The exchange, from what I have gathered, went something like this:

‘Our circumstances are not what they once were,’ says the elder woman. ‘Bertha was driven from her home in Burma by Herr Hitler. Very little was left.’

‘Our chemist shops,’ Bertha adds. ‘And the this-thing.’

‘Teak plantation,’ says Louisa. ‘She means the teak plantation.’

‘That’s what I this-thing,’ says Bertha. Louisa ignores her.

‘I see,’ says Augustine, although he doesn’t. He hasn’t yet learnt his future mother-in-law’s conversational style.

‘But much wants thissing-thissing,’ Bertha says.

‘Much wants more,’ says Louisa. ‘And enough is a feast.’

It becomes clear to Augustine that he is confronted by a double act. (They had always been close, but over time, Bertha and Louisa had got to the point where they could finish each other’s sentences.)

Louisa: Where are you from?

Augustine: Moira.

Louisa: That is a good village.

Bertha: Thissing.

Augustine: Pardon me?

Louisa: Christian.

Augustine: Yes, I suppose it is.

Louisa: Are you related to F.X. Mendes of Astora?

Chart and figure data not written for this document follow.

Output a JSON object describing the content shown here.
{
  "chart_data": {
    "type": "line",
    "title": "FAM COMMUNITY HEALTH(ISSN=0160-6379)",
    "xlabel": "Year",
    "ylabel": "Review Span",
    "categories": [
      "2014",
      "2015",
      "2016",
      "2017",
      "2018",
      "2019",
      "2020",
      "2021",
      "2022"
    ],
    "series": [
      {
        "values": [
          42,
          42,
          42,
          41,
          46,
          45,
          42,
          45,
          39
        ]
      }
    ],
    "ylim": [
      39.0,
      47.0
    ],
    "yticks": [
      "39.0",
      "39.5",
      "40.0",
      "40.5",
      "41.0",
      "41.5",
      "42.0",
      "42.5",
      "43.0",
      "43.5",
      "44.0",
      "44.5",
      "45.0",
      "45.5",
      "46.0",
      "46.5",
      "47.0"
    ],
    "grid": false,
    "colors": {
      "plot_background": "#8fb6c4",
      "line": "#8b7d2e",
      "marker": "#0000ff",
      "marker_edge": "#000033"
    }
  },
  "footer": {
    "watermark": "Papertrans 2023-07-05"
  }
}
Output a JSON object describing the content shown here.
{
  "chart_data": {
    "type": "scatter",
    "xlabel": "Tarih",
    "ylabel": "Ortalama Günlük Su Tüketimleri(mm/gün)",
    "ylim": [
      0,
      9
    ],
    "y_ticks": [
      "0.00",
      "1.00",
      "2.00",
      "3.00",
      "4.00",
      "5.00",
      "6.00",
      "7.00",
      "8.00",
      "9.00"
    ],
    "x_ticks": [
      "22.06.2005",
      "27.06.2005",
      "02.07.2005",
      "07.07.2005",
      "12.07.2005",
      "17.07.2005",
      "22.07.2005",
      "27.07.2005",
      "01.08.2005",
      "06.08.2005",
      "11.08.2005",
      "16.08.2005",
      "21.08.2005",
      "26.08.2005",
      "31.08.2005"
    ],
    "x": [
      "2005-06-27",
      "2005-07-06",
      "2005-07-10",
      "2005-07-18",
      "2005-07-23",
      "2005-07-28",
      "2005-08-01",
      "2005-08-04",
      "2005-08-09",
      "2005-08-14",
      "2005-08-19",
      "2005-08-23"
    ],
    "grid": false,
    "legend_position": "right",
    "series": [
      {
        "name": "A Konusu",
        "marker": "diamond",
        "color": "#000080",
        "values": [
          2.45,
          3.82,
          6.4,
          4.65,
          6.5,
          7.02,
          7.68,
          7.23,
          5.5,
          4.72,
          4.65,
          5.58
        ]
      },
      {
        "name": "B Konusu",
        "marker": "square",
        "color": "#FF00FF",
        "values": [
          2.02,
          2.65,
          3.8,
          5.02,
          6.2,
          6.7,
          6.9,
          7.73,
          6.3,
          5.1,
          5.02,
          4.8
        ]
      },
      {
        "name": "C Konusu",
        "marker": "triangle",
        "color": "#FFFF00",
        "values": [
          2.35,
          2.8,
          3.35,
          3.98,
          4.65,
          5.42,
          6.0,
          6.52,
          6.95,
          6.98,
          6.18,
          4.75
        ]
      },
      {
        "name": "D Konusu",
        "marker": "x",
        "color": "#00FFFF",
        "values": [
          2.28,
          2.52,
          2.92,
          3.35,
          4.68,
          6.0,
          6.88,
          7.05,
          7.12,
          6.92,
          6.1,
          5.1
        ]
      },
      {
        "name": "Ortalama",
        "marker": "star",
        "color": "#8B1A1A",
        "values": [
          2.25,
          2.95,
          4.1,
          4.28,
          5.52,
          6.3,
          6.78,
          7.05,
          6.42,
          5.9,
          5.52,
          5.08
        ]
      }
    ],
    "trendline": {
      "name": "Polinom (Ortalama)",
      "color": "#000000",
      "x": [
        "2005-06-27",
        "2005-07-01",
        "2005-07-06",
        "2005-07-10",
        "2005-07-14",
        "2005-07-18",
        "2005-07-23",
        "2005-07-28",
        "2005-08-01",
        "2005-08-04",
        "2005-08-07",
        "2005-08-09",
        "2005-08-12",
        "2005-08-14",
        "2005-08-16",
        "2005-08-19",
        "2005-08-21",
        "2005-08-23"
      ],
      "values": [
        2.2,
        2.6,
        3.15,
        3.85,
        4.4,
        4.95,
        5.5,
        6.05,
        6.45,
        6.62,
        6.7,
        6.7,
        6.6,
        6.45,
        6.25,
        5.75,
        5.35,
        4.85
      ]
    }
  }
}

Augustine: No, I don’t think so.

Bertha: He was our thissing.

Louisa: Father.

Augustine: The editor F.X. Mendes?

Bertha: Yes.

Augustine: I have heard of him.

Augustine is not being facetious. He really has. F.X. Mendes had conducted, through the civilized medium of his newspaper, a case against the toilet of a wealthy brahmin. The facts: the brahmin’s home faced a plot, long unused, upon which he had had his eye. One day, he discovered that it had been bought by a man of unquestionably lower caste. He also discovered that the low-caste man was intent on building on his land and was going to build a house, by virtue of funds supplied to him by his brothers who were settled in East Africa and doing ‘quite well for themselves’, a term by which opprobrium and praise — in equal measure — may be heaped upon those who try to get beyond their station. And to build a house right in front of that of the only rich man in the village — and a brahmin — was an act of hubris that demanded a suitable response. At that time, no one thought much of having an outhouse, a pig toilet at which an eager porcine nose might suddenly meet one’s rear end as one squatted. The rich man had a bright idea. He would build an indoor toilet. He would build it so that it came very close to the living room of his new neighbour. He would then fart in the upstart’s face each morning.

It was this terrible plan that F.X. Mendes worked to foil. It is entirely likely that he ran other campaigns. It is entirely likely that he opposed Portuguese rule or supported it fervently. No one knows. No one remembers. They only remember that F.X. Mendes fought the toilet case and won it. Depending on who is telling it, there is either admiration at the old man’s stubborn insistence on the rights of the poor or incredulity that newspaper columns should concern themselves with such petty matters.

Bertha and Louisa must have both peered into his face to see on which side of the divide Augustine fell. To have a famous father can be a terrible burden.

Augustine: My brothers often said he wrote beautiful Portuguese.